Despite the tower’s height, its massing will be almost nothing thanks to a latticework structure. “We want to keep its transparency, to make these cultural places be visible from the outside so everybody can see this is the place for us to go,” Herzog said during a press event last October. He added that this see-through high-rise will create a dynamic contrast to its context of barbed wire and stone walls, which will be retained as part of the compound’s landscape scheme.

But with conceptual plans calling for the tower to rise between 426 feet and 525 feet tall, talk about its transparency does little to persuade critics. They contend that an addition of such height is inappropriate. “The tower is going to ruin [the historical site],” says Margaret Brooke, chairwoman of Heritage Hong Kong, a group that formed to preserve the compound before the Jockey Club made its own offer to the government. “We object to the effort of trying to turn it into something it never was. This is not a place for overseas architects to make their mark.”

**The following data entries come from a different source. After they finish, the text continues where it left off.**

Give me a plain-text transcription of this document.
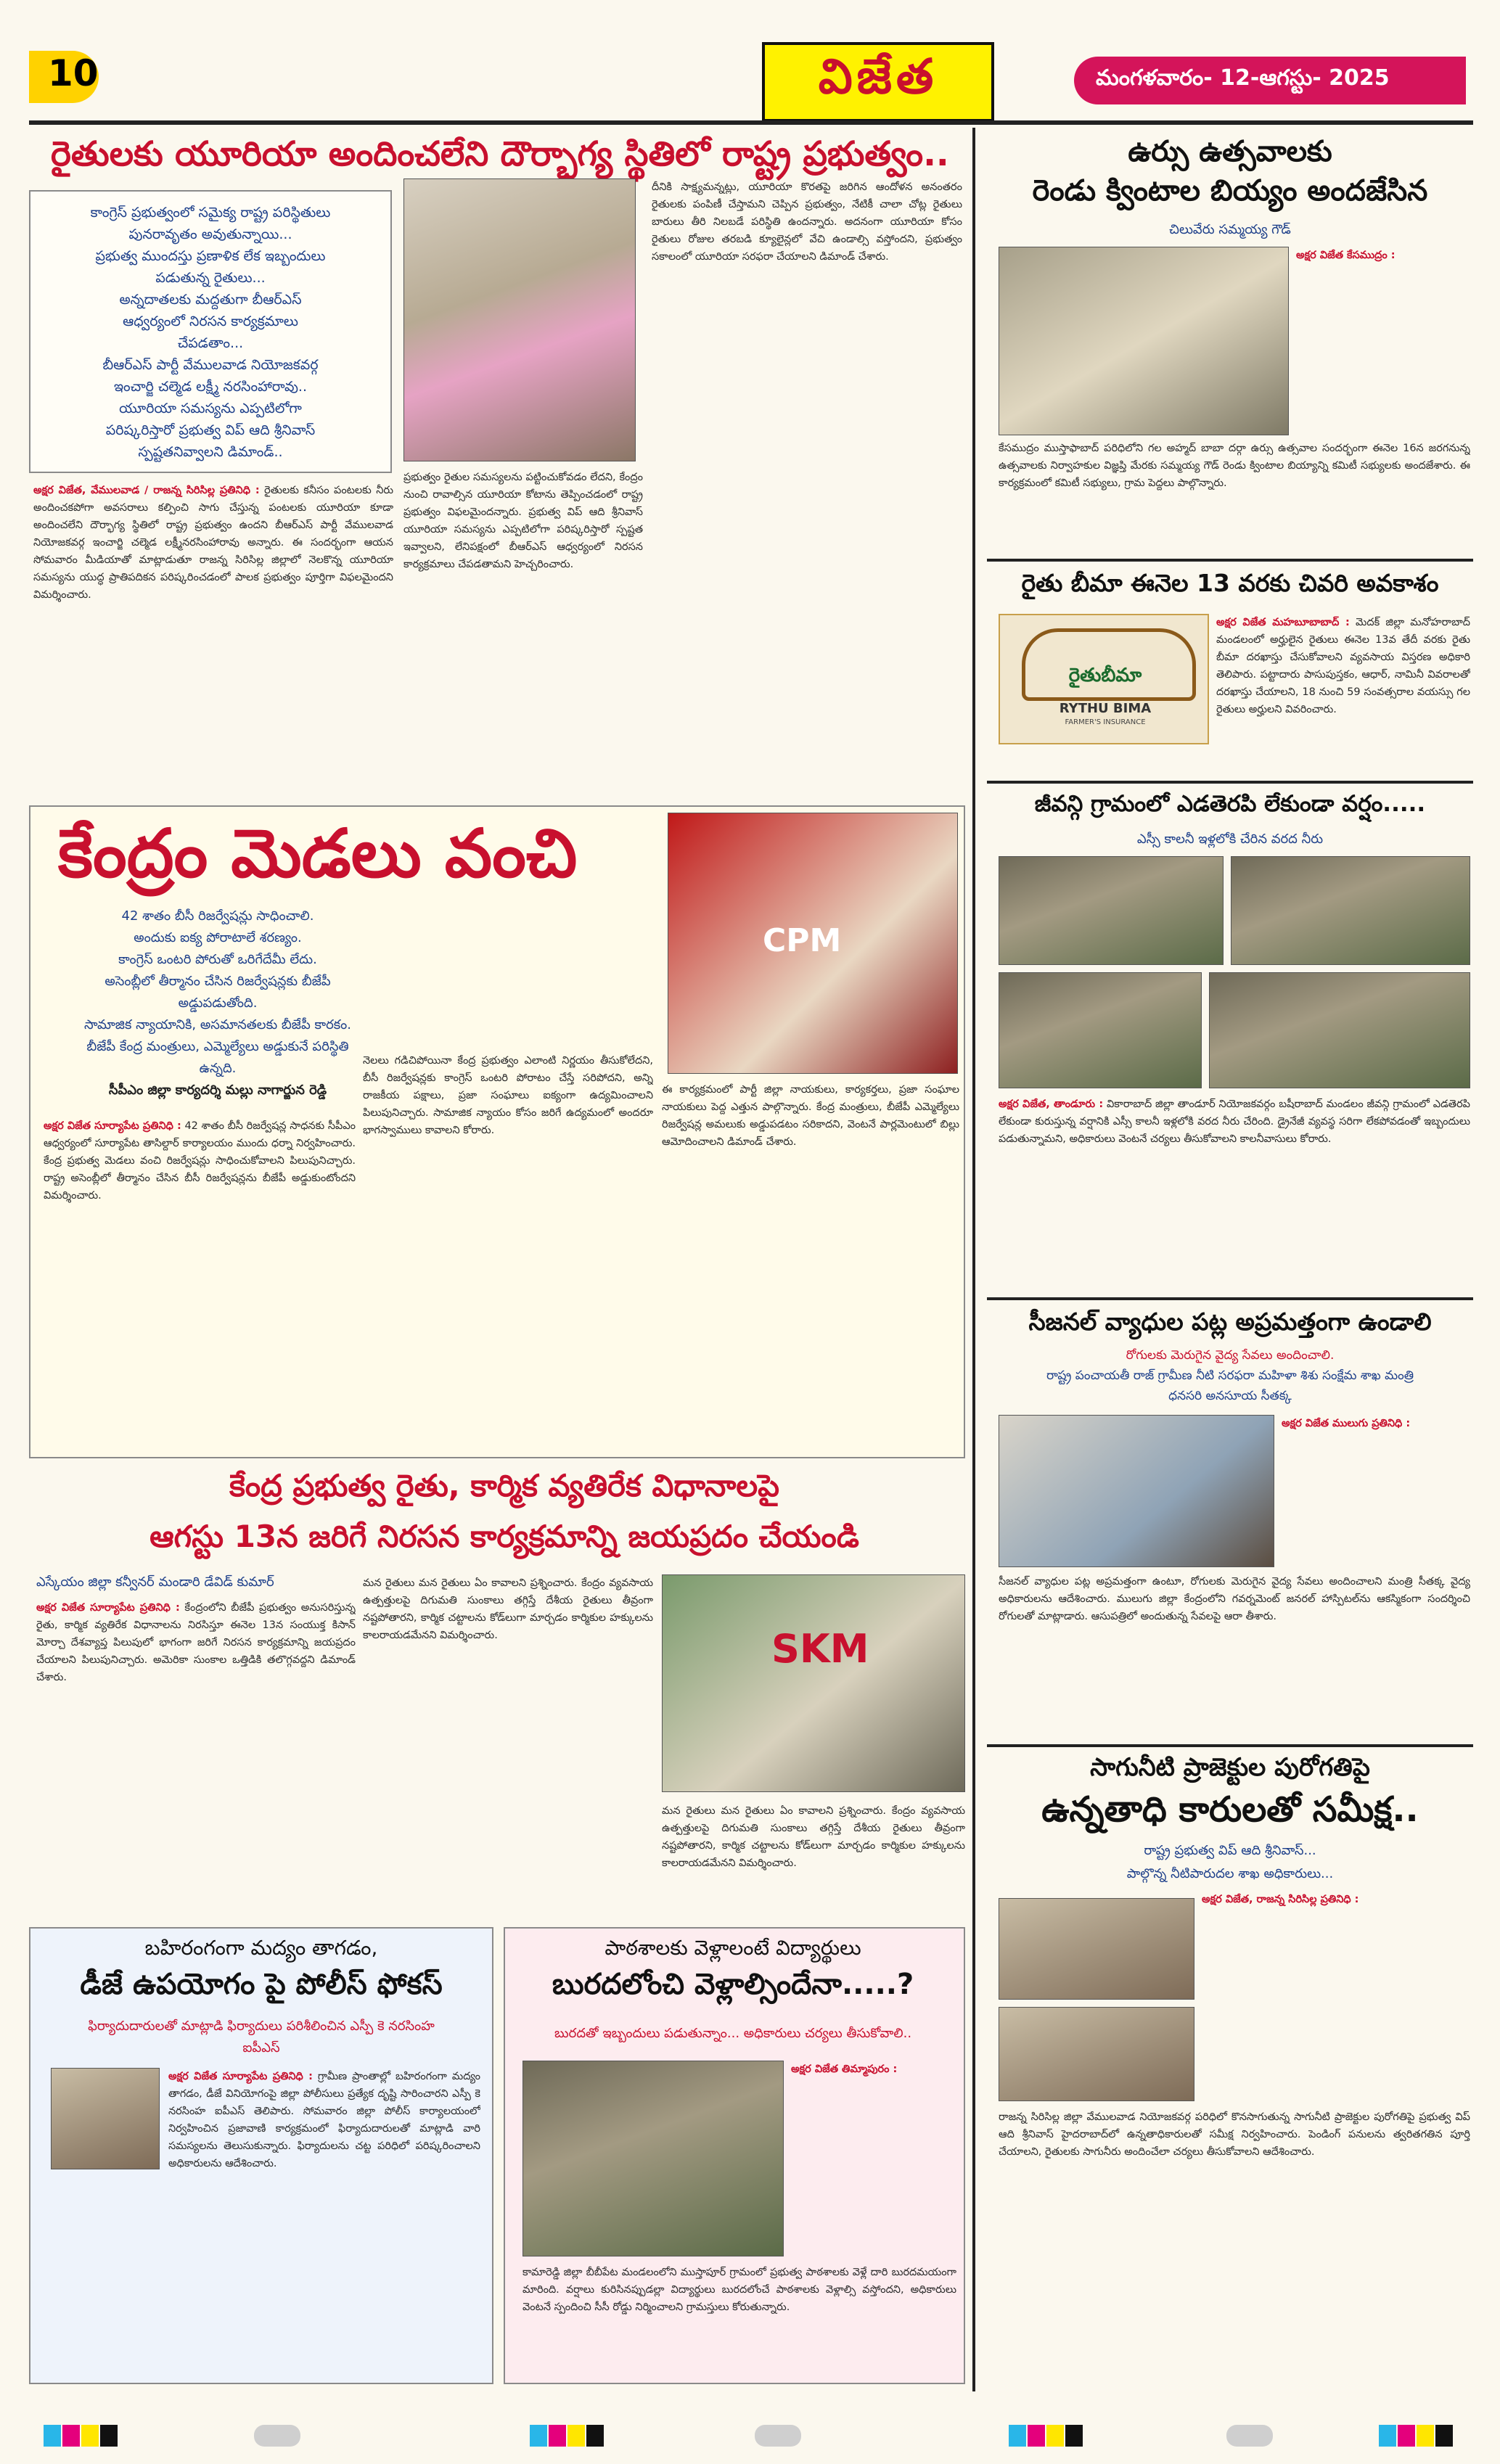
10	విజేత	మంగళవారం- 12-ఆగస్టు- 2025
రైతులకు యూరియా అందించలేని దౌర్భాగ్య స్థితిలో రాష్ట్ర ప్రభుత్వం..
కాంగ్రెస్ ప్రభుత్వంలో సమైక్య రాష్ట్ర పరిస్థితులు
పునరావృతం అవుతున్నాయి...
ప్రభుత్వ ముందస్తు ప్రణాళిక లేక ఇబ్బందులు
పడుతున్న రైతులు...
అన్నదాతలకు మద్దతుగా బీఆర్ఎస్
ఆధ్వర్యంలో నిరసన కార్యక్రమాలు
చేపడతాం...
బీఆర్ఎస్ పార్టీ వేములవాడ నియోజకవర్గ
ఇంచార్జి చల్మెడ లక్ష్మీ నరసింహారావు..
యూరియా సమస్యను ఎప్పటిలోగా
పరిష్కరిస్తారో ప్రభుత్వ విప్ ఆది శ్రీనివాస్
స్పష్టతనివ్వాలని డిమాండ్..
అక్షర విజేత, వేములవాడ / రాజన్న సిరిసిల్ల ప్రతినిధి : రైతులకు కనీసం పంటలకు నీరు అందించకపోగా అవసరాలు కల్పించి సాగు చేస్తున్న పంటలకు యూరియా కూడా అందించలేని దౌర్భాగ్య స్థితిలో రాష్ట్ర ప్రభుత్వం ఉందని బీఆర్ఎస్ పార్టీ వేములవాడ నియోజకవర్గ ఇంచార్జి చల్మెడ లక్ష్మీనరసింహారావు అన్నారు. ఈ సందర్భంగా ఆయన సోమవారం మీడియాతో మాట్లాడుతూ రాజన్న సిరిసిల్ల జిల్లాలో నెలకొన్న యూరియా సమస్యను యుద్ధ ప్రాతిపదికన పరిష్కరించడంలో పాలక ప్రభుత్వం పూర్తిగా విఫలమైందని విమర్శించారు.
ప్రభుత్వం రైతుల సమస్యలను పట్టించుకోవడం లేదని, కేంద్రం నుంచి రావాల్సిన యూరియా కోటాను తెప్పించడంలో రాష్ట్ర ప్రభుత్వం విఫలమైందన్నారు. ప్రభుత్వ విప్ ఆది శ్రీనివాస్ యూరియా సమస్యను ఎప్పటిలోగా పరిష్కరిస్తారో స్పష్టత ఇవ్వాలని, లేనిపక్షంలో బీఆర్ఎస్ ఆధ్వర్యంలో నిరసన కార్యక్రమాలు చేపడతామని హెచ్చరించారు.
దీనికి సాక్ష్యమన్నట్లు, యూరియా కొరతపై జరిగిన ఆందోళన అనంతరం రైతులకు పంపిణీ చేస్తామని చెప్పిన ప్రభుత్వం, నేటికీ చాలా చోట్ల రైతులు బారులు తీరి నిలబడే పరిస్థితి ఉందన్నారు. అదనంగా యూరియా కోసం రైతులు రోజుల తరబడి క్యూలైన్లలో వేచి ఉండాల్సి వస్తోందని, ప్రభుత్వం సకాలంలో యూరియా సరఫరా చేయాలని డిమాండ్ చేశారు.
కేంద్రం మెడలు వంచి
42 శాతం బీసీ రిజర్వేషన్లు సాధించాలి.
అందుకు ఐక్య పోరాటాలే శరణ్యం.
కాంగ్రెస్ ఒంటరి పోరుతో ఒరిగేదేమీ లేదు.
అసెంబ్లీలో తీర్మానం చేసిన రిజర్వేషన్లకు బీజేపీ
అడ్డుపడుతోంది.
సామాజిక న్యాయానికి, అసమానతలకు బీజేపీ కారకం.
బీజేపీ కేంద్ర మంత్రులు, ఎమ్మెల్యేలు అడ్డుకునే పరిస్థితి
ఉన్నది.
సీపీఎం జిల్లా కార్యదర్శి మల్లు నాగార్జున రెడ్డి
అక్షర విజేత సూర్యాపేట ప్రతినిధి : 42 శాతం బీసీ రిజర్వేషన్ల సాధనకు సీపీఎం ఆధ్వర్యంలో సూర్యాపేట తాసిల్దార్ కార్యాలయం ముందు ధర్నా నిర్వహించారు. కేంద్ర ప్రభుత్వ మెడలు వంచి రిజర్వేషన్లు సాధించుకోవాలని పిలుపునిచ్చారు. రాష్ట్ర అసెంబ్లీలో తీర్మానం చేసిన బీసీ రిజర్వేషన్లను బీజేపీ అడ్డుకుంటోందని విమర్శించారు.
నెలలు గడిచిపోయినా కేంద్ర ప్రభుత్వం ఎలాంటి నిర్ణయం తీసుకోలేదని, బీసీ రిజర్వేషన్లకు కాంగ్రెస్ ఒంటరి పోరాటం చేస్తే సరిపోదని, అన్ని రాజకీయ పక్షాలు, ప్రజా సంఘాలు ఐక్యంగా ఉద్యమించాలని పిలుపునిచ్చారు. సామాజిక న్యాయం కోసం జరిగే ఉద్యమంలో అందరూ భాగస్వాములు కావాలని కోరారు.
CPM
ఈ కార్యక్రమంలో పార్టీ జిల్లా నాయకులు, కార్యకర్తలు, ప్రజా సంఘాల నాయకులు పెద్ద ఎత్తున పాల్గొన్నారు. కేంద్ర మంత్రులు, బీజేపీ ఎమ్మెల్యేలు రిజర్వేషన్ల అమలుకు అడ్డుపడటం సరికాదని, వెంటనే పార్లమెంటులో బిల్లు ఆమోదించాలని డిమాండ్ చేశారు.
కేంద్ర ప్రభుత్వ రైతు, కార్మిక వ్యతిరేక విధానాలపై
ఆగస్టు 13న జరిగే నిరసన కార్యక్రమాన్ని జయప్రదం చేయండి
ఎస్కేయం జిల్లా కన్వీనర్ మండారి డేవిడ్ కుమార్
అక్షర విజేత సూర్యాపేట ప్రతినిధి : కేంద్రంలోని బీజేపీ ప్రభుత్వం అనుసరిస్తున్న రైతు, కార్మిక వ్యతిరేక విధానాలను నిరసిస్తూ ఈనెల 13న సంయుక్త కిసాన్ మోర్చా దేశవ్యాప్త పిలుపులో భాగంగా జరిగే నిరసన కార్యక్రమాన్ని జయప్రదం చేయాలని పిలుపునిచ్చారు. అమెరికా సుంకాల ఒత్తిడికి తలొగ్గవద్దని డిమాండ్ చేశారు.
మన రైతులు మన రైతులు ఏం కావాలని ప్రశ్నించారు. కేంద్రం వ్యవసాయ ఉత్పత్తులపై దిగుమతి సుంకాలు తగ్గిస్తే దేశీయ రైతులు తీవ్రంగా నష్టపోతారని, కార్మిక చట్టాలను కోడ్‌లుగా మార్చడం కార్మికుల హక్కులను కాలరాయడమేనని విమర్శించారు.	SKM
మన రైతులు మన రైతులు ఏం కావాలని ప్రశ్నించారు. కేంద్రం వ్యవసాయ ఉత్పత్తులపై దిగుమతి సుంకాలు తగ్గిస్తే దేశీయ రైతులు తీవ్రంగా నష్టపోతారని, కార్మిక చట్టాలను కోడ్‌లుగా మార్చడం కార్మికుల హక్కులను కాలరాయడమేనని విమర్శించారు.
బహిరంగంగా మద్యం తాగడం,
డీజే ఉపయోగం పై పోలీస్ ఫోకస్
ఫిర్యాదుదారులతో మాట్లాడి ఫిర్యాదులు పరిశీలించిన ఎస్పీ కె నరసింహ
ఐపీఎస్
అక్షర విజేత సూర్యాపేట ప్రతినిధి : గ్రామీణ ప్రాంతాల్లో బహిరంగంగా మద్యం తాగడం, డీజే వినియోగంపై జిల్లా పోలీసులు ప్రత్యేక దృష్టి సారించారని ఎస్పీ కె నరసింహ ఐపీఎస్ తెలిపారు. సోమవారం జిల్లా పోలీస్ కార్యాలయంలో నిర్వహించిన ప్రజావాణి కార్యక్రమంలో ఫిర్యాదుదారులతో మాట్లాడి వారి సమస్యలను తెలుసుకున్నారు. ఫిర్యాదులను చట్ట పరిధిలో పరిష్కరించాలని అధికారులను ఆదేశించారు.
పాఠశాలకు వెళ్లాలంటే విద్యార్థులు
బురదలోంచి వెళ్లాల్సిందేనా.....?
బురదతో ఇబ్బందులు పడుతున్నాం... అధికారులు చర్యలు తీసుకోవాలి..
అక్షర విజేత తిమ్మాపురం :
కామారెడ్డి జిల్లా బీబీపేట మండలంలోని ముస్తాపూర్ గ్రామంలో ప్రభుత్వ పాఠశాలకు వెళ్లే దారి బురదమయంగా మారింది. వర్షాలు కురిసినప్పుడల్లా విద్యార్థులు బురదలోంచే పాఠశాలకు వెళ్లాల్సి వస్తోందని, అధికారులు వెంటనే స్పందించి సీసీ రోడ్డు నిర్మించాలని గ్రామస్తులు కోరుతున్నారు.
ఉర్సు ఉత్సవాలకు
రెండు క్వింటాల బియ్యం అందజేసిన
చిలువేరు సమ్మయ్య గౌడ్
అక్షర విజేత కేసముద్రం :
కేసముద్రం ముస్తాఫాబాద్ పరిధిలోని గల అహ్మద్ బాబా దర్గా ఉర్సు ఉత్సవాల సందర్భంగా ఈనెల 16న జరగనున్న ఉత్సవాలకు నిర్వాహకుల విజ్ఞప్తి మేరకు సమ్మయ్య గౌడ్ రెండు క్వింటాల బియ్యాన్ని కమిటీ సభ్యులకు అందజేశారు. ఈ కార్యక్రమంలో కమిటీ సభ్యులు, గ్రామ పెద్దలు పాల్గొన్నారు.
రైతు బీమా ఈనెల 13 వరకు చివరి అవకాశం
రైతుబీమా
RYTHU BIMA
FARMER'S INSURANCE
అక్షర విజేత మహబూబాబాద్ : మెదక్ జిల్లా మనోహరాబాద్ మండలంలో అర్హులైన రైతులు ఈనెల 13వ తేదీ వరకు రైతు బీమా దరఖాస్తు చేసుకోవాలని వ్యవసాయ విస్తరణ అధికారి తెలిపారు. పట్టాదారు పాసుపుస్తకం, ఆధార్, నామినీ వివరాలతో దరఖాస్తు చేయాలని, 18 నుంచి 59 సంవత్సరాల వయస్సు గల రైతులు అర్హులని వివరించారు.
జీవన్గి గ్రామంలో ఎడతెరపి లేకుండా వర్షం.....
ఎస్సీ కాలనీ ఇళ్లలోకి చేరిన వరద నీరు
అక్షర విజేత, తాండూరు : వికారాబాద్ జిల్లా తాండూర్ నియోజకవర్గం బషీరాబాద్ మండలం జీవన్గి గ్రామంలో ఎడతెరపి లేకుండా కురుస్తున్న వర్షానికి ఎస్సీ కాలనీ ఇళ్లలోకి వరద నీరు చేరింది. డ్రైనేజీ వ్యవస్థ సరిగా లేకపోవడంతో ఇబ్బందులు పడుతున్నామని, అధికారులు వెంటనే చర్యలు తీసుకోవాలని కాలనీవాసులు కోరారు.
సీజనల్ వ్యాధుల పట్ల అప్రమత్తంగా ఉండాలి
రోగులకు మెరుగైన వైద్య సేవలు అందించాలి.
రాష్ట్ర పంచాయతీ రాజ్ గ్రామీణ నీటి సరఫరా మహిళా శిశు సంక్షేమ శాఖ మంత్రి
ధనసరి అనసూయ సీతక్క
అక్షర విజేత ములుగు ప్రతినిధి :
సీజనల్ వ్యాధుల పట్ల అప్రమత్తంగా ఉంటూ, రోగులకు మెరుగైన వైద్య సేవలు అందించాలని మంత్రి సీతక్క వైద్య అధికారులను ఆదేశించారు. ములుగు జిల్లా కేంద్రంలోని గవర్నమెంట్ జనరల్ హాస్పిటల్‌ను ఆకస్మికంగా సందర్శించి రోగులతో మాట్లాడారు. ఆసుపత్రిలో అందుతున్న సేవలపై ఆరా తీశారు.
సాగునీటి ప్రాజెక్టుల పురోగతిపై
ఉన్నతాధి కారులతో సమీక్ష..
రాష్ట్ర ప్రభుత్వ విప్ ఆది శ్రీనివాస్...
పాల్గొన్న నీటిపారుదల శాఖ అధికారులు...
అక్షర విజేత, రాజన్న సిరిసిల్ల ప్రతినిధి :
రాజన్న సిరిసిల్ల జిల్లా వేములవాడ నియోజకవర్గ పరిధిలో కొనసాగుతున్న సాగునీటి ప్రాజెక్టుల పురోగతిపై ప్రభుత్వ విప్ ఆది శ్రీనివాస్ హైదరాబాద్‌లో ఉన్నతాధికారులతో సమీక్ష నిర్వహించారు. పెండింగ్ పనులను త్వరితగతిన పూర్తి చేయాలని, రైతులకు సాగునీరు అందించేలా చర్యలు తీసుకోవాలని ఆదేశించారు.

This rationale couldn’t be further from the architects’ intentions, according to de Meuron. “We are not doing this just for us. This would be ridiculous to do it just for us,” he said last fall. “What can be worse than when a building is not accepted.”

The Jockey Club has until early April to gather public comments on the design and present them to the government before it gives the final go-ahead. The non-profit is planning to spend $230 million on the project. But club officials already say they will abandon it altogether if the new tower is nixed. Meanwhile, the local AIA chapter is holding a charrette on February 16 to solicit ideas that might be more palatable and appropriate to the historical context.

The police compound boasts a storied past. Its courthouse and police barracks, which date to the 1860s and early 1900s, are well preserved and feature many Greek Revival and Classical Revival architectural details. The cell blocks stand witness to the jailing of political activists, including Sun Yat-sen, the father of modern China, as well as bloody executions.

Local architects and preservationists contend that the compound’s revitalization requires minimal intervention. They point to the recent transformation of another colonial-era barracks into a history museum. In January, the United Nations Educational Cultural and Scientific Organization presented the Hong Kong government, which spearheaded that project, with an award for outstanding integration of contemporary architecture into a historical context.

In addition to examining the Central Police Station site, the AIA Hong Kong’s charrette on February 16 is also inviting architects to consider the old Police Married Quarters. The chapter has no intention of opposing or supporting any proposal that is made for the development of either of the two sites, but rather aims to raise awareness of the issues of heritage conservation.